I don’t see anything at all that one can point to in a critic as a guide to his or her palate, other than possibly the MW certification, which provides a nice Brit view on the world of wine. It doesn’t make one a better or more knowledgeable taster, but if one is susceptible to being influenced, it MAY steer them in one direction vs another. But I think it’s absolutely impossible to extrapolate from an interest, a career, a hobby, or a background to taste in wine.
And FWIW, and I will never ever find this info, I remember many years ago reading a survey that had been done about the readership of what were then the three leading “men’s” magazines. One positioned itself as the height of sophistication - Playboy. It’s readers had the lowest level of education and tended to be in hourly jobs. One was considered the raunchiest - Hustler. Its readers included more professionals and professors and people with advanced degrees than the others. So it had the “widest” appeal and I’ll leave that one alone.
Really? I’ll have to convey this to the likes of Aubert de Villaine and Jacques Seysses when I see them later this year. To think that they didn’t have the self-awareness to know!
The Burgundians, because of their history, the way they work and the size of their holdings, have always considered themselves more as peasants than the rich, uppity, often absentee château owners from Bordeaux (particularly from the Médoc). The word ‘paysan’, BTW, doesn’t carry the same pejorative connotations in French as ‘peasant’ sometimes does in English. I very much doubt that either Jacques or Aubert would be offended by being called ‘paysans’, and I know that Anne-Claude Leflaive, Jean-François Coche-Dury or Michel Niellon wouldn’t. They are all ‘vignerons’, and a ‘vigneron’ is just a specialist ‘paysan’…
BTW, I’ve just realized in this thread that I may be the only wine writer around who is a full-time non-wine hack. Curious.

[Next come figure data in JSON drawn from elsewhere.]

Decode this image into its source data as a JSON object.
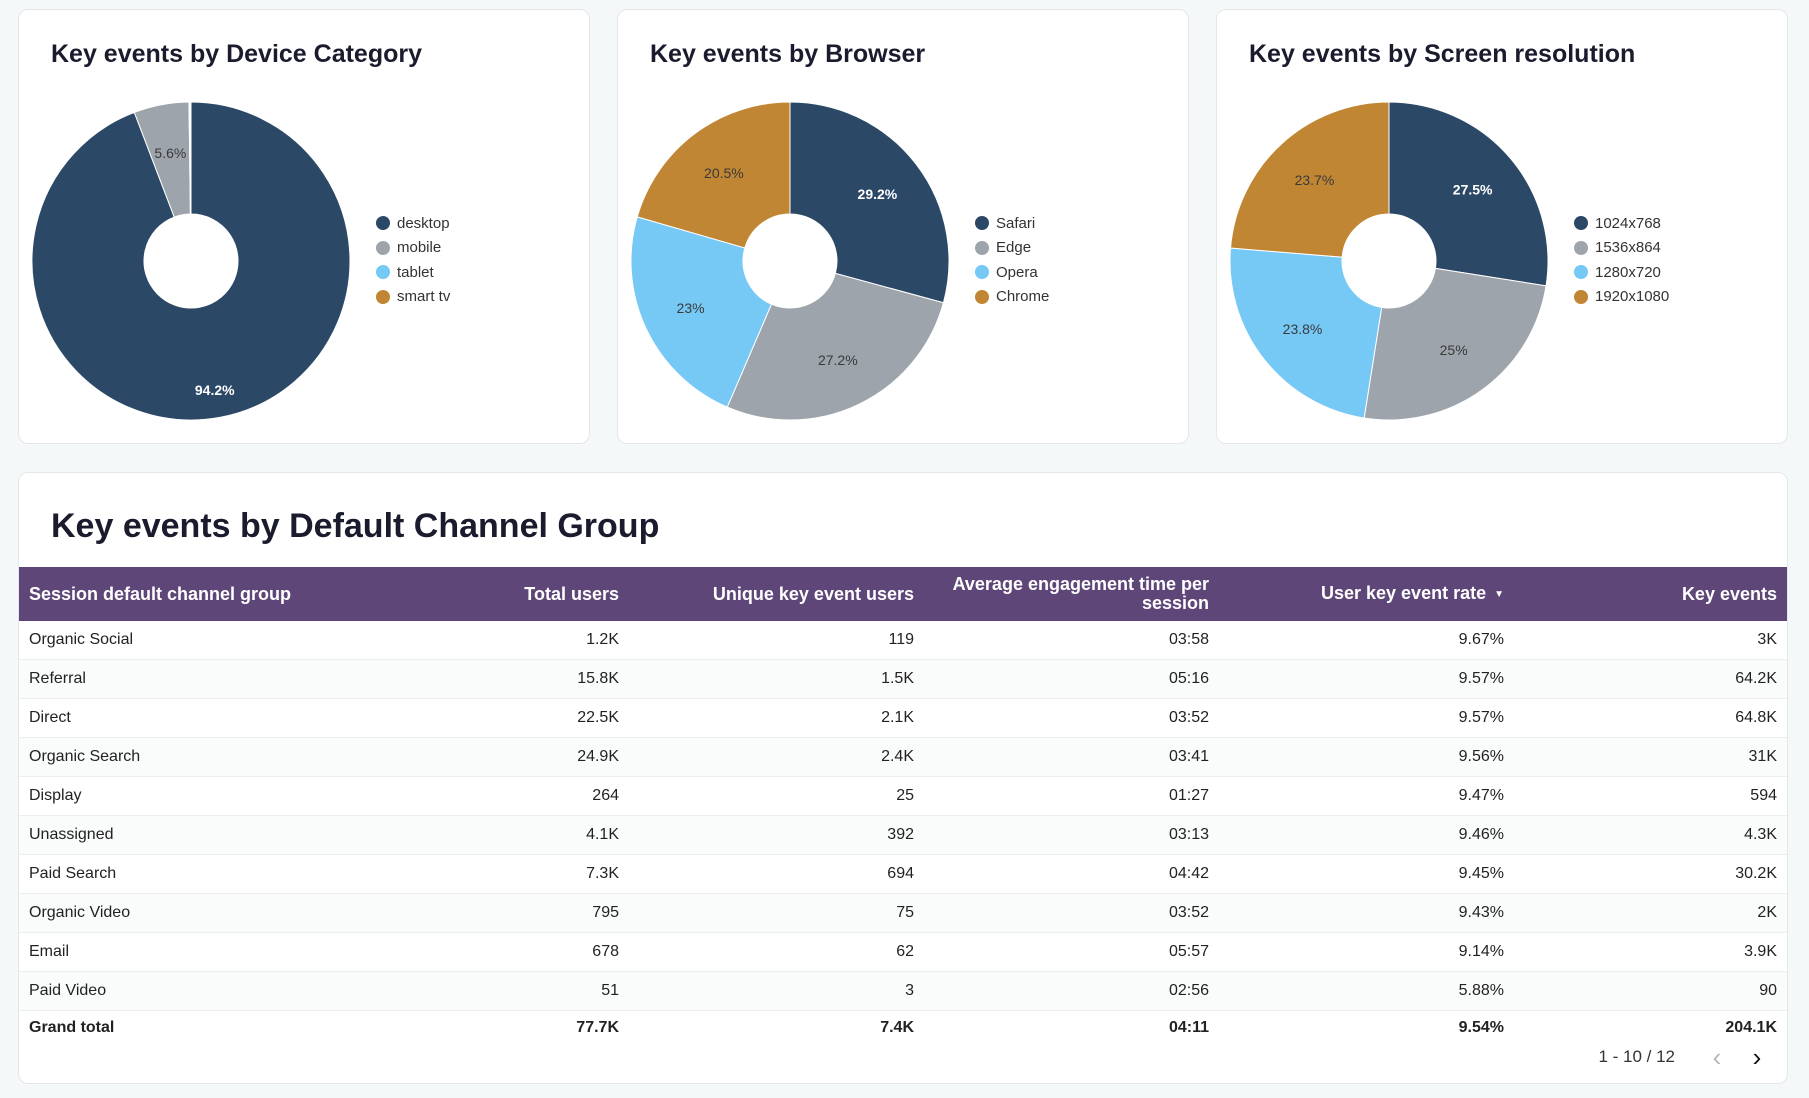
{
  "colors": {
    "navy": "#2c4867",
    "gray": "#9ea4ab",
    "lightblue": "#76c8f5",
    "gold": "#c08633",
    "header": "#5e4778"
  },
  "chart_data": [
    {
      "type": "pie",
      "title": "Key events by Device Category",
      "legend_position": "right",
      "categories": [
        "desktop",
        "mobile",
        "tablet",
        "smart tv"
      ],
      "values": [
        94.2,
        5.6,
        0.1,
        0.1
      ],
      "labels": [
        "94.2%",
        "5.6%",
        "",
        ""
      ],
      "colors": [
        "#2c4867",
        "#9ea4ab",
        "#76c8f5",
        "#c08633"
      ]
    },
    {
      "type": "pie",
      "title": "Key events by Browser",
      "legend_position": "right",
      "categories": [
        "Safari",
        "Edge",
        "Opera",
        "Chrome"
      ],
      "values": [
        29.2,
        27.2,
        23,
        20.5
      ],
      "labels": [
        "29.2%",
        "27.2%",
        "23%",
        "20.5%"
      ],
      "colors": [
        "#2c4867",
        "#9ea4ab",
        "#76c8f5",
        "#c08633"
      ]
    },
    {
      "type": "pie",
      "title": "Key events by Screen resolution",
      "legend_position": "right",
      "categories": [
        "1024x768",
        "1536x864",
        "1280x720",
        "1920x1080"
      ],
      "values": [
        27.5,
        25,
        23.8,
        23.7
      ],
      "labels": [
        "27.5%",
        "25%",
        "23.8%",
        "23.7%"
      ],
      "colors": [
        "#2c4867",
        "#9ea4ab",
        "#76c8f5",
        "#c08633"
      ]
    }
  ],
  "table": {
    "title": "Key events by Default Channel Group",
    "columns": [
      "Session default channel group",
      "Total users",
      "Unique key event users",
      "Average engagement time per session",
      "User key event rate",
      "Key events"
    ],
    "sort_indicator": "▼",
    "rows": [
      [
        "Organic Social",
        "1.2K",
        "119",
        "03:58",
        "9.67%",
        "3K"
      ],
      [
        "Referral",
        "15.8K",
        "1.5K",
        "05:16",
        "9.57%",
        "64.2K"
      ],
      [
        "Direct",
        "22.5K",
        "2.1K",
        "03:52",
        "9.57%",
        "64.8K"
      ],
      [
        "Organic Search",
        "24.9K",
        "2.4K",
        "03:41",
        "9.56%",
        "31K"
      ],
      [
        "Display",
        "264",
        "25",
        "01:27",
        "9.47%",
        "594"
      ],
      [
        "Unassigned",
        "4.1K",
        "392",
        "03:13",
        "9.46%",
        "4.3K"
      ],
      [
        "Paid Search",
        "7.3K",
        "694",
        "04:42",
        "9.45%",
        "30.2K"
      ],
      [
        "Organic Video",
        "795",
        "75",
        "03:52",
        "9.43%",
        "2K"
      ],
      [
        "Email",
        "678",
        "62",
        "05:57",
        "9.14%",
        "3.9K"
      ],
      [
        "Paid Video",
        "51",
        "3",
        "02:56",
        "5.88%",
        "90"
      ]
    ],
    "total": [
      "Grand total",
      "77.7K",
      "7.4K",
      "04:11",
      "9.54%",
      "204.1K"
    ]
  },
  "pagination": {
    "label": "1 - 10 / 12",
    "prev_icon": "‹",
    "next_icon": "›"
  }
}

Victor – Given the context, Aubert and Jacques might not disdain the term “paysan” if it implied contact with the vines and the vineyards, but you know that by interests and world view, they are not in broader sense. Indeed, when I was tasting in Burgundy in Oct-Nov 2008, one could rather easily distinguish the rich paysans from the true sophisticates by those who understood that there was a global economic crisis vs. those who thought it all a hoax.
I’d contrast them with those in Bordeaux from monied families who hadn’t a clue, but I guess that’s never been a distinction from the paysans.
As for your BTW, in case you didn’t pick it up, I’m still a full-time lawyer in addition to my wine writing.